A chi è convinto di vivere nel migliore dei mondi possibili (per cui non si capisce proprio cosa dovrebbe spingerlo a cambiare)?

O a chi vive abbracciato ad un passato mitizzato (che nella maggior parte dei casi conosce solo per sentito dire), nell'illusione di esserne erede?

O a chi individua sempre all'esterno, fuori da sé, la causa dei suoi mali? (senza chiedersi, per esempio, con riferimento alla Sicilia, da chi sia stata amministrata la Regione Siciliana nei suoi quasi settant'anni di vita).
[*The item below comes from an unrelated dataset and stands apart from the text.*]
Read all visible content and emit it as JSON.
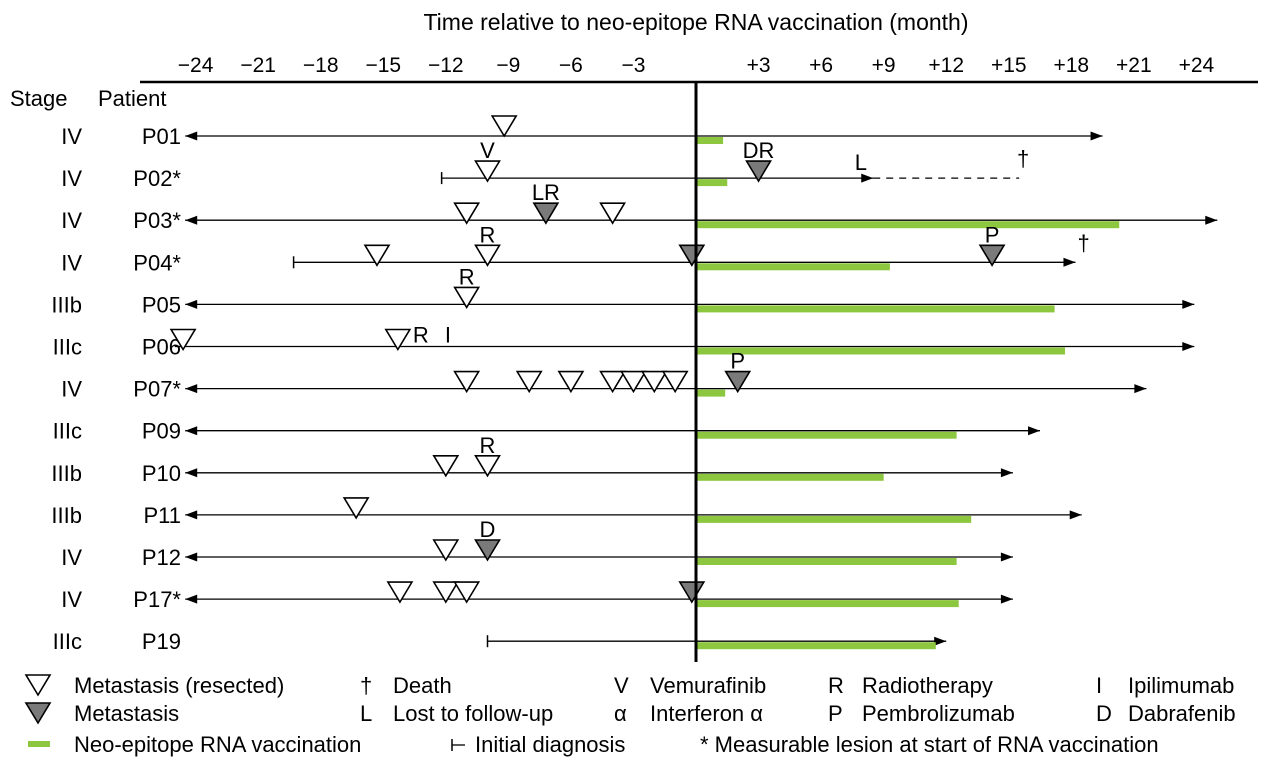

Sicuramente sono tanti i cittadini meridionali che soffrono per come sono amministrate le regioni nelle quali vivono, ma altrettanto sicuramente sono tanti anche quelli che, proprio grazie a come quelle regioni sono amministrate, godono di privilegi che non sarebbero possibili con un'amministrazione efficiente, equa, giusta (in Sicilia si calcola in 120.000 il numero delle persone che, direttamente e indirettamente, campano grazie a quella distributrice di danaro pubblico che è la Regione Siciliana).

Credo proprio, conoscendo la storia di questo Paese, e avendolo girato a lungo (dalla Valle d'Aosta a Lampedusa, dal Colle di Cadibona al Carso) che manchino le condizioni per pensare, credibilmente, ad un futuro del Mezzogiorno diverso da quello al quale inevitabilmente è destinato (condannato) dal suo passato.